Я же села в машину и отправилась из города в ближайший приличный отель, где нашла прелестный номер — плюсы удачной литературной карьеры — и бар. И эта краткая ночевка отправит нас по еще одной боковой дорожке (или проселку, если вам так угодно) моего сюжета. Пожалуйста, никуда не уходите.

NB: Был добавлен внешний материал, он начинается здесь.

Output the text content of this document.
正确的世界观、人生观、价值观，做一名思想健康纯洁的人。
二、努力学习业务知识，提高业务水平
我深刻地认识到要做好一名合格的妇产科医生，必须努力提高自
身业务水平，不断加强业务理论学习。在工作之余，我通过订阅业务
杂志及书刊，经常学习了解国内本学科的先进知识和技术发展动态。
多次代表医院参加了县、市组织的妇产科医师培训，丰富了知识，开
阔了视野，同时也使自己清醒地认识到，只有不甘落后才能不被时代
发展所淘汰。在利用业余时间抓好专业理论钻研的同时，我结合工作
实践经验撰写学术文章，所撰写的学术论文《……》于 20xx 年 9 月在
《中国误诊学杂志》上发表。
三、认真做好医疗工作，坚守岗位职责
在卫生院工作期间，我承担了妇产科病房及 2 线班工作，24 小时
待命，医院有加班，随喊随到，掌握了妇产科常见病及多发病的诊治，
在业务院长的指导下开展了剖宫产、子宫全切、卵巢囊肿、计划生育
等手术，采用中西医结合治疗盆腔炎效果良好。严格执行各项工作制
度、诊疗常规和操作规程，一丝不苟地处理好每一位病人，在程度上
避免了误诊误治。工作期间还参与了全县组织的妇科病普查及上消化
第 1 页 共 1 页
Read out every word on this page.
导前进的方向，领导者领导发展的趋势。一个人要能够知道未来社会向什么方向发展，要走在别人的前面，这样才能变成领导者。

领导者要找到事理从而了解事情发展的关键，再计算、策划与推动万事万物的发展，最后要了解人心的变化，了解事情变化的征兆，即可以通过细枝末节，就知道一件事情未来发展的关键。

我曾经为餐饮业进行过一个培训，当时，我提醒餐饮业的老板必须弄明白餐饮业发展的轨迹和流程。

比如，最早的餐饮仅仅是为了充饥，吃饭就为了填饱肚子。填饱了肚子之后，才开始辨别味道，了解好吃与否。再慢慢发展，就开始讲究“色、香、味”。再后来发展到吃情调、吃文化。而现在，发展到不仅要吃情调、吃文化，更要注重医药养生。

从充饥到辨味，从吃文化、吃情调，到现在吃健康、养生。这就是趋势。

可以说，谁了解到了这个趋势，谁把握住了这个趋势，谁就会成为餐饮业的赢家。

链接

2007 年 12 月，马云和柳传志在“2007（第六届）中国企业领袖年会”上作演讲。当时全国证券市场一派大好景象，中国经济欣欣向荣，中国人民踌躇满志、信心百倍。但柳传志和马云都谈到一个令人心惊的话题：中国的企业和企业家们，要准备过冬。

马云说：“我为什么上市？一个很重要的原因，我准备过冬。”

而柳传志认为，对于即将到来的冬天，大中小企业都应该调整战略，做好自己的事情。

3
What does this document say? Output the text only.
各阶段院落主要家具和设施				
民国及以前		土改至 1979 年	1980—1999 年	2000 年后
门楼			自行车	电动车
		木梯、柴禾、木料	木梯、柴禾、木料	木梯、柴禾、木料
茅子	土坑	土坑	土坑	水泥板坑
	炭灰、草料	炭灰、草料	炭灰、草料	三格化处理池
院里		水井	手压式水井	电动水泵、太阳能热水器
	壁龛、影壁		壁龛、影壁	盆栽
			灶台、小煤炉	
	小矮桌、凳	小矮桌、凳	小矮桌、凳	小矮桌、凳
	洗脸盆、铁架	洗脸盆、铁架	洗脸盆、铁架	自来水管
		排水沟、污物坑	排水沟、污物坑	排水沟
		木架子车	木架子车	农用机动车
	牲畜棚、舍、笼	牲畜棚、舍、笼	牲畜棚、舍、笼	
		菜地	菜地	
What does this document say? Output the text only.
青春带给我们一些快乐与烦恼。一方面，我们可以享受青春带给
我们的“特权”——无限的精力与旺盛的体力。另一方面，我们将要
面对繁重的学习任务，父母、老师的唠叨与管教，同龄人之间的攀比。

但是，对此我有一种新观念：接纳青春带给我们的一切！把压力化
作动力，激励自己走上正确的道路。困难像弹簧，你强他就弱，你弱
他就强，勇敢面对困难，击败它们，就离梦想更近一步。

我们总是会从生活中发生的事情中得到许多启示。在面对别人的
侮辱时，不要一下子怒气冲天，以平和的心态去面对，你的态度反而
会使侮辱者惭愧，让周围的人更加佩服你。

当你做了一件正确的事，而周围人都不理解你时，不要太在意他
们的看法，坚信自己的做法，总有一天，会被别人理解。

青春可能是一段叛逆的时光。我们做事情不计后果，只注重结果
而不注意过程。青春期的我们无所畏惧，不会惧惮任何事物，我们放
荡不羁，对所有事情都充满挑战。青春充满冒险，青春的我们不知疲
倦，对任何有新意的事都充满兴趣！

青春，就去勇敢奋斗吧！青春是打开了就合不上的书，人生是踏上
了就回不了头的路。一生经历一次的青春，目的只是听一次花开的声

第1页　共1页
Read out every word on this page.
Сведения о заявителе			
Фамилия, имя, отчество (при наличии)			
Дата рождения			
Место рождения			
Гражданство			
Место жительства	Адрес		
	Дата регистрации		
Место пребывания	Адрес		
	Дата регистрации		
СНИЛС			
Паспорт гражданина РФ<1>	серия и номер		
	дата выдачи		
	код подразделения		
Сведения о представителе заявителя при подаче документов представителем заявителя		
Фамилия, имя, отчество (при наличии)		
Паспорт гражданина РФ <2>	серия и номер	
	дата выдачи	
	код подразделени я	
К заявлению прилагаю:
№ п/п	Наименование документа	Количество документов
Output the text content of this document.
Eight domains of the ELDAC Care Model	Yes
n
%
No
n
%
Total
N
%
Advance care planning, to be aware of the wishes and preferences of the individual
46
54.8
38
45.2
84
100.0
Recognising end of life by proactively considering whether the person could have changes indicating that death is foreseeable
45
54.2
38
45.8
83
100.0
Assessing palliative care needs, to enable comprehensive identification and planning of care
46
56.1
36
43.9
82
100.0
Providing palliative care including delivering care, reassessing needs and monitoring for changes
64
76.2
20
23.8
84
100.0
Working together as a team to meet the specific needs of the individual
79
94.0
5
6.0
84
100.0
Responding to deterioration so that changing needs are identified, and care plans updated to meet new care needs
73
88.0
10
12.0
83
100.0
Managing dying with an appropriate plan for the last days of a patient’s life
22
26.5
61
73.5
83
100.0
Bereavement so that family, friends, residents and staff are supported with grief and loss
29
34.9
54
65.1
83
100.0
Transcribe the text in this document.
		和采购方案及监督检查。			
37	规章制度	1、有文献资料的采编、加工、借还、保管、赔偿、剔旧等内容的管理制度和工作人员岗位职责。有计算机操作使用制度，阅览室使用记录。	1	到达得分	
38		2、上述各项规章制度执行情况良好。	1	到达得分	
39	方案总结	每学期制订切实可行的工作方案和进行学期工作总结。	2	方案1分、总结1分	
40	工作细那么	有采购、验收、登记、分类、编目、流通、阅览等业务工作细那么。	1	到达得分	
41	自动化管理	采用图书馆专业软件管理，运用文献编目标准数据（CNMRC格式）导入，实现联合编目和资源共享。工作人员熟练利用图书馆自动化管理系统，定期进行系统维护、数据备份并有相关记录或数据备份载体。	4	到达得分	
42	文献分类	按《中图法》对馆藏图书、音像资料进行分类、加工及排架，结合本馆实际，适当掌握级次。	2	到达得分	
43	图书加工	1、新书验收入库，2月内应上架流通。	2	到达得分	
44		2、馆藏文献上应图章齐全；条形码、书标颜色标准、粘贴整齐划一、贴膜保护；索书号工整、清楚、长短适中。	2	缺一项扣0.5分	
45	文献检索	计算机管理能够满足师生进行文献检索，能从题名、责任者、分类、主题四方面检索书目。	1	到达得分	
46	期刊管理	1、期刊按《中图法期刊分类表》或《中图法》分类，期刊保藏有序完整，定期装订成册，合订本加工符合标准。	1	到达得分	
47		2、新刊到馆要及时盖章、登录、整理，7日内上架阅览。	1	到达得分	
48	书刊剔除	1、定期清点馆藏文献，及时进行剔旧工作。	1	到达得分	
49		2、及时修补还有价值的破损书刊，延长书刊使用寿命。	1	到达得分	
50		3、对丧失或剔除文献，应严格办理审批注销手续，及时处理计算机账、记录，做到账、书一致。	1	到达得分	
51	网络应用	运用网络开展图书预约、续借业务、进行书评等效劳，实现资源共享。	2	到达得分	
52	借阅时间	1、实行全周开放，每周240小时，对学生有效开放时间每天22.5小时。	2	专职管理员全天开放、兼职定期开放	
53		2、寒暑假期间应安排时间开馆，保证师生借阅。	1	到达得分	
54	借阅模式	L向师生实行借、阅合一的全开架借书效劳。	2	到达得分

Поздним вечером толпа расселась в коктейль-баре отеля, избавив меня от необходимости пить в одиночестве. После парочки скотчей со льдом я заметила молодого человека, который смотрел на меня с другой стороны зала. По крайней мере на расстоянии он казался молодым. Осмелев от выпитого, я направилась к его столику. И с каждым моим шагом незнакомец словно старел на несколько лет. Теперь он был лишь относительно молодым — максимум с точки зрения пожилой вдовы. Его звали Хэнк Де Вере, и он торговал садовыми инструментами и чем-то в таком же духе. Но давайте не будем притворяться, что нас заботят детали. Позже мы вместе поужинали, а потом я пригласила его к себе в номер.
К слову сказать, именно следующее утро дало старт однолетней серии происшествий, которые я сейчас методично раскладываю перед собой, желая выбрать наиболее характерные примеры. Полушаг к преддверию начала: королевская пешка не на e4, но на eЗ.
Я проснулась во тьме, характерной для гостиничных спален, ненормально тяжелые шторы застилали утренний свет. Тут же стало ясно, что в кровати я лежу одна. Мой новый знакомый, кажется, обладал большим чувством такта и уместности, чем я от него ожидала. По крайней мере такая мысль поначалу пришла мне в голову. Но потом я взглянула через открытую дверь в другую комнату, где на стене висело выпуклое зеркало в деревянной раме.
Его выпученный глаз отражал второе помещение, и я заметила в нем какое-то движение. Там, казалось, кружилась крохотная уродливая фигурка, подпрыгивала и вертелась безумно, так, что я должна была ее слышать. Но я ничего не слышала.
Я едва сумела вспомнить имя мужчины, с которым вчера познакомилась, окрикнула его. Ответа не последовало, но движение в зеркале прекратилось, а фигурка (что бы это ни было) исчезла. Очень осторожно я встала с кровати, накинула халат и заглянула за угол, как любопытный ребенок в рождественское утро. Когда же стало понятно, что в номере никого и ничего нет, на меня нахлынула странная волна облегчения и смятения одновременно.
Я подошла к зеркалу, наверное надеясь найти там что-нибудь, какой-нибудь крохотный изъян, вызвавший иллюзию. Мои воспоминания о том мгновении туманны — в то время я страдала от похмелья. Но одно я помню с примечательной живостью. Помню то, что увидела на несколько секунд, всматриваясь в то зеркало. Неожиданно стеклянную сферу передо мной заволокло таинственным туманом, из глубин которого проступило восковое лицо трупа. Облик того самого мертвеца, которого я видела в похоронном бюро, только теперь его глаза были распахнуты и смотрели прямо на меня. Или же так казалось на мгновение, пока я не надела очки. И тогда передо мной предстало мое собственное лицо… физиономия как у мертвеца, если он там вообще был. Прямо как в «Престоне и упыре из Зазеркалья», подумала я, почувствовав такой прилив вдохновения, что снова захотела взяться за перо.